Article 53 of Federal Decree-Law No. (8) of 2017 on Value Added Tax, describes the method to Calculate UAE VAT Payable to FTA(Federal Tax Authority).
Due Tax for a Tax Period
Article (53) Calculation of Payable Tax
The Payable Tax for any Tax Period shall be calculated as being equal to the total Output Tax payable
pursuant to this Decree-Law and which has been done in the Tax Period less the total Recoverable Tax by
said Taxable Person over the same Tax Period.
The above article States, Your the Output Tax less of Recoverable Input Tax is equal to Tax Payable.
Hence, the formula to Calculate UAE VAT payable is as below:
Output VAT – Recoverable Input VAT = VAT payable
From Jan 2018, VAT is all set to be implemented in UAE. It is necessary for businesses to get ready for VAT compliances.
Businesses will have to maintain records, collect and pay VAT, the filing of VAT returns etc. all in accordance with the VAT Law.
Let us understand the above with the help of an example.
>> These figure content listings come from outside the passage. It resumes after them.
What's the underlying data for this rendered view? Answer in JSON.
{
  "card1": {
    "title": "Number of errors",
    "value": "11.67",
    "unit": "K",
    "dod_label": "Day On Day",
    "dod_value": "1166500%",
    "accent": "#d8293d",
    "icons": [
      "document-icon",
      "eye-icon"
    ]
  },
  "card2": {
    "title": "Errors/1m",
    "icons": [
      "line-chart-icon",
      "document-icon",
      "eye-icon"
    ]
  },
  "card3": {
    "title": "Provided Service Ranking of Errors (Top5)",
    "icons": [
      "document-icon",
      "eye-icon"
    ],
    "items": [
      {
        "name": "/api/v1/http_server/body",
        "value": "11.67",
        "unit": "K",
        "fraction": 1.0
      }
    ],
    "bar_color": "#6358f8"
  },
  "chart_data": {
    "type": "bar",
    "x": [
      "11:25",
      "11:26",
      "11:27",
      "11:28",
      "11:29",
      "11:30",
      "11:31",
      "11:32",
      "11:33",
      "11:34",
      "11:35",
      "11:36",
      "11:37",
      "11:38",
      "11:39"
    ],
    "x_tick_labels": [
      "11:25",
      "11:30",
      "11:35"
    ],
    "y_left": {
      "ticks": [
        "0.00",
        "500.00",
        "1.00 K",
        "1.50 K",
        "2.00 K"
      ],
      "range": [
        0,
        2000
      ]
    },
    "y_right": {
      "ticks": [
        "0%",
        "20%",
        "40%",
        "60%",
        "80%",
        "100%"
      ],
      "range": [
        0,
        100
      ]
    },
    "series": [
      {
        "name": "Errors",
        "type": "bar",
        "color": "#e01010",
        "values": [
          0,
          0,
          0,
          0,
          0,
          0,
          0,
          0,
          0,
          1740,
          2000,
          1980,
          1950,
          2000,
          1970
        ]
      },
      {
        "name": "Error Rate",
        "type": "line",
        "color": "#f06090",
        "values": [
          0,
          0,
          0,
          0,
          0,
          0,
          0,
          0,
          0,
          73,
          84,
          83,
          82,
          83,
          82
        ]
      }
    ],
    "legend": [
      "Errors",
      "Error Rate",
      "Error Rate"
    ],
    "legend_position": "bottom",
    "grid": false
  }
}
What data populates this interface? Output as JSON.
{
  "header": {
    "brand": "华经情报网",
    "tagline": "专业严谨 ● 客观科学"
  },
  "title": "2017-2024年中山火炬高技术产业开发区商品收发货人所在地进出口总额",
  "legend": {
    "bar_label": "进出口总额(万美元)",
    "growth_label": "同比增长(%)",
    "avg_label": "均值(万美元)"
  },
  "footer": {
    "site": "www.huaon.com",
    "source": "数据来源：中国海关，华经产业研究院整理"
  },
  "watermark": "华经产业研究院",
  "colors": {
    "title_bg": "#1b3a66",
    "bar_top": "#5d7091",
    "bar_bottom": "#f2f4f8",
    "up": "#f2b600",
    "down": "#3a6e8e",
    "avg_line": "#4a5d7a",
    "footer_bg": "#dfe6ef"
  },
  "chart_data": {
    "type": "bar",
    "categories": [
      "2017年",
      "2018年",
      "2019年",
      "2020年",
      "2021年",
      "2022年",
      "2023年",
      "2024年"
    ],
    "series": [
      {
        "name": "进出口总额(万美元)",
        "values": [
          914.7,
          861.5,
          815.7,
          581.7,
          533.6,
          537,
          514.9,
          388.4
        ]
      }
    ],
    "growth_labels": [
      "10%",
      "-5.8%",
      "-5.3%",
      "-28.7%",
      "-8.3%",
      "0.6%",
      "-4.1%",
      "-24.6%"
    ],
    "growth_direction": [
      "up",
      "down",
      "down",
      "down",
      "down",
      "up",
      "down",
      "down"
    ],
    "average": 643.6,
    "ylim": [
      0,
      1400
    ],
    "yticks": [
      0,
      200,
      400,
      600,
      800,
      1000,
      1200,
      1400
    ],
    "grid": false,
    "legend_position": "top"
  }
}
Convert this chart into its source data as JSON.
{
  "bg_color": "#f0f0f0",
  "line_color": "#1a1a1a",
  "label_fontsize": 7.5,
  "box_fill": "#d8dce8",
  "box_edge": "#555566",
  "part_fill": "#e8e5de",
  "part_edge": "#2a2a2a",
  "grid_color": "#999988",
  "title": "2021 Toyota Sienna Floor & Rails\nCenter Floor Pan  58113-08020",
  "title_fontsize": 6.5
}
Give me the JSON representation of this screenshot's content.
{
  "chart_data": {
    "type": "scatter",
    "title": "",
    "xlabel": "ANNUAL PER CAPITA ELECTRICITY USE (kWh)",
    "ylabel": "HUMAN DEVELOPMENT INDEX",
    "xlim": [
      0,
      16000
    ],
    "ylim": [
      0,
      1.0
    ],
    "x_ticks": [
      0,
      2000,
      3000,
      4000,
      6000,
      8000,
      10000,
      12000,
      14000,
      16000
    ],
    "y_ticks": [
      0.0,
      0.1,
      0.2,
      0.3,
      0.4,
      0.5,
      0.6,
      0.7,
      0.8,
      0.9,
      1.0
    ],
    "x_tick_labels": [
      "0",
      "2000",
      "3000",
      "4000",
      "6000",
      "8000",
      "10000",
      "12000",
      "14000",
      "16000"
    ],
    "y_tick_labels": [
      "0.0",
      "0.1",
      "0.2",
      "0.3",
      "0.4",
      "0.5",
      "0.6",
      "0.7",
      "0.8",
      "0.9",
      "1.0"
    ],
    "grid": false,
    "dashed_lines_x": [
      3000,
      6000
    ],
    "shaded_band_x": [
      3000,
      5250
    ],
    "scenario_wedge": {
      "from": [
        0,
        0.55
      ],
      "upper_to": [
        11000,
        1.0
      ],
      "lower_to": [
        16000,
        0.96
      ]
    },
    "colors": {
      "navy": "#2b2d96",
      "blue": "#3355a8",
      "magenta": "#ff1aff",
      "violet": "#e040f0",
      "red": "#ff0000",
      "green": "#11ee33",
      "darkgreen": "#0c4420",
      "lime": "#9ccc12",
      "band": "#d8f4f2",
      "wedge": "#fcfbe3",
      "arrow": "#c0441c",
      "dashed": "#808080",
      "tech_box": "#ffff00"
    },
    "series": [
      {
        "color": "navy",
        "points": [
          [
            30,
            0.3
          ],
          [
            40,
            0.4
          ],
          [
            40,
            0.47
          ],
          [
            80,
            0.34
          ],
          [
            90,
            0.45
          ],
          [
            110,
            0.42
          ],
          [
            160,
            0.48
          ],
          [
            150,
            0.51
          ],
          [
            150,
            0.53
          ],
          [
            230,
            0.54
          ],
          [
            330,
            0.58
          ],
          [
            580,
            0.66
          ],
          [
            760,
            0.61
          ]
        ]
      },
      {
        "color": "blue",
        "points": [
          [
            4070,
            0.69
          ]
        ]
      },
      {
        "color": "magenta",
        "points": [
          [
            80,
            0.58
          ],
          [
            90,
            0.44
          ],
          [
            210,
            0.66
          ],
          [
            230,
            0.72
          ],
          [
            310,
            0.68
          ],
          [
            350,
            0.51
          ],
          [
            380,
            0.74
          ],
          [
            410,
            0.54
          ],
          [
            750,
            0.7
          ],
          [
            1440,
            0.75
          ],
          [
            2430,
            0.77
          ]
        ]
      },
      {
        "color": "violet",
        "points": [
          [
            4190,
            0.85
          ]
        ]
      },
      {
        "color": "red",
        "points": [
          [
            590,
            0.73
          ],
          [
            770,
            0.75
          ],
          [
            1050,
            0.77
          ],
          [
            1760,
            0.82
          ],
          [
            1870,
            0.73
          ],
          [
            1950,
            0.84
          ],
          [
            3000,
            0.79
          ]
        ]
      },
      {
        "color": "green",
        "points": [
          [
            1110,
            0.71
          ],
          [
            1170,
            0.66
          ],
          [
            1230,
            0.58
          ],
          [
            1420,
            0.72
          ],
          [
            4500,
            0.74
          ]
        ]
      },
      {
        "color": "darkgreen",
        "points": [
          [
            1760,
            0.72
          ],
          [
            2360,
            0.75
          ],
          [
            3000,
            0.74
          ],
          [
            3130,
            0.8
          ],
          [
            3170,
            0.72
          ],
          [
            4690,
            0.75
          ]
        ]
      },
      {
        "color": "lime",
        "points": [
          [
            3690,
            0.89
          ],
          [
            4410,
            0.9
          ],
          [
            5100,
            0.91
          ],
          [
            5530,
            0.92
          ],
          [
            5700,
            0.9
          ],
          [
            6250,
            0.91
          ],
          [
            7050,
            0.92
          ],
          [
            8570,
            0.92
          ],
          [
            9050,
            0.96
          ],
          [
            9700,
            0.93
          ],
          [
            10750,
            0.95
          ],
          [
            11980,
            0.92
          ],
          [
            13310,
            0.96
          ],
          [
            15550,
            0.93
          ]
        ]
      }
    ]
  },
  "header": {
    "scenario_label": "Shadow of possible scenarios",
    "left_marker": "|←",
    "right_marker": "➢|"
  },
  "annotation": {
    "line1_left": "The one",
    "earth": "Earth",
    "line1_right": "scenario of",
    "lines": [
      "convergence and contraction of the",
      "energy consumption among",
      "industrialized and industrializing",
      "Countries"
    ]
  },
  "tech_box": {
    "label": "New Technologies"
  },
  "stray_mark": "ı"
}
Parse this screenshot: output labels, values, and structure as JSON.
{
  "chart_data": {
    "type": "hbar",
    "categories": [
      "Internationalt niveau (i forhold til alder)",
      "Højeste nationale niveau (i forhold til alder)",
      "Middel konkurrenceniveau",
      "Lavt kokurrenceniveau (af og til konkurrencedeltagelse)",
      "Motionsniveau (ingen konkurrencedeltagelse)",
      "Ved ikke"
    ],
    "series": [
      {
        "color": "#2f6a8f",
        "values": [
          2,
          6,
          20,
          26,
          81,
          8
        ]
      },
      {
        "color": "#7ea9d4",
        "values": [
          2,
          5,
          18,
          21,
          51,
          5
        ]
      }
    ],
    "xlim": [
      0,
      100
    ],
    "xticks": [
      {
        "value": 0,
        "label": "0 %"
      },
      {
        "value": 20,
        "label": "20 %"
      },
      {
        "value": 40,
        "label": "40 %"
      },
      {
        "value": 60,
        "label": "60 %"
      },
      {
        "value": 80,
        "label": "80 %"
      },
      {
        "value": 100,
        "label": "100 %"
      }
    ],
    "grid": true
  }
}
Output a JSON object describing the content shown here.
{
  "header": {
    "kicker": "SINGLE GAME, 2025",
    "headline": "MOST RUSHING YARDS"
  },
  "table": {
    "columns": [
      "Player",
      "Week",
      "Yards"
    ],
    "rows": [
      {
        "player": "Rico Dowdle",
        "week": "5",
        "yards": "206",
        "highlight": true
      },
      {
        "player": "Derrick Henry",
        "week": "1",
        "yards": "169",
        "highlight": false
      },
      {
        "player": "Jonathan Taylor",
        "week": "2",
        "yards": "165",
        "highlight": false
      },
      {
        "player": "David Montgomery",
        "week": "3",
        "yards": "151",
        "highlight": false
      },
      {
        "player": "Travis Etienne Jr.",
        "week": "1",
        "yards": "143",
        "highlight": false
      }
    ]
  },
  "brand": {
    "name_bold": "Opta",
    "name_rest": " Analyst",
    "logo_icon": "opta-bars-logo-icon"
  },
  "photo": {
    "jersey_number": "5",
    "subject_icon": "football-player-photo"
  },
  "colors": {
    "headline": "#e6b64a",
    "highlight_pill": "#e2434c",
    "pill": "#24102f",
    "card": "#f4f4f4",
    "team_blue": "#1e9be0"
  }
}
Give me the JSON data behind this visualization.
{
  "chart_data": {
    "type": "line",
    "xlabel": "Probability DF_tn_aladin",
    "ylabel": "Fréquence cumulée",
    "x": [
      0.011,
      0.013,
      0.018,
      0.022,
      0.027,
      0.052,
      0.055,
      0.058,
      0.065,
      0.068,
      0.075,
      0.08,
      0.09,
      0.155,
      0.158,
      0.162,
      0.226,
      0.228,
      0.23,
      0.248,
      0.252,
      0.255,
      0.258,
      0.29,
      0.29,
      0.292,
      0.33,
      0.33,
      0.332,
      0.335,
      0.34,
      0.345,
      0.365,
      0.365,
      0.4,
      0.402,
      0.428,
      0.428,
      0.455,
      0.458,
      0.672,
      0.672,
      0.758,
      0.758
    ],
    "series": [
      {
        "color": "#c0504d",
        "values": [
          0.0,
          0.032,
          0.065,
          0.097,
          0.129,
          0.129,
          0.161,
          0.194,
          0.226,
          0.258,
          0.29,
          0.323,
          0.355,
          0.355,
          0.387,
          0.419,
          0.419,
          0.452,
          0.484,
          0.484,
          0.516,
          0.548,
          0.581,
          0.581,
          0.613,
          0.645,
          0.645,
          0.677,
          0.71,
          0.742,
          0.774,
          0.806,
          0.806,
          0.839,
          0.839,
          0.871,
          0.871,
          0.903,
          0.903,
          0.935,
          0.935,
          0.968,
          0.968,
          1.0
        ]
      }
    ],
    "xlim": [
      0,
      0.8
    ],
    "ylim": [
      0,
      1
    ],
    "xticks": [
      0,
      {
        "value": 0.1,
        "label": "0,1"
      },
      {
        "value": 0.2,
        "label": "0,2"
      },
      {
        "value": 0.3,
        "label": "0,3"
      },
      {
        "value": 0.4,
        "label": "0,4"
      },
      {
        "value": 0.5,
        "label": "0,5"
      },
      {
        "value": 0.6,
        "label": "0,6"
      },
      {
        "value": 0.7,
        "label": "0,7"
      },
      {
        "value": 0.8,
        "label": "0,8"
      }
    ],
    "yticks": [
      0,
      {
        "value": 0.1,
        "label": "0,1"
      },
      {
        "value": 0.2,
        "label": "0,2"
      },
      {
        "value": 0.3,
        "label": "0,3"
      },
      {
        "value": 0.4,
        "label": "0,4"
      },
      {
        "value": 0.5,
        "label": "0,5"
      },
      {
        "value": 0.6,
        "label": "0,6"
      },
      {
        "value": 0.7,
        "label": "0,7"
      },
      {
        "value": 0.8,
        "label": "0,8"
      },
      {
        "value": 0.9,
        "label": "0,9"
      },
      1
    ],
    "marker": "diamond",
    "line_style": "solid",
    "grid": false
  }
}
You purchase good from a distributor.
Distributor Price – AED 20,000.
5 % VAT Paid – AED 1000.
Purchase price – AED 21,000
Now you sell the above goods to your customers.
Your Price – AED 22000.
5 % VAT Collected – AED 1100.
Your Sale Price = 23100.
How to Calculate UAE VAT Payable?
VAT collected – VAT paid = VAT Payable
AED 1100 – AED 1000 = AED 100
Thus AED 100 is your payable amount to FTA.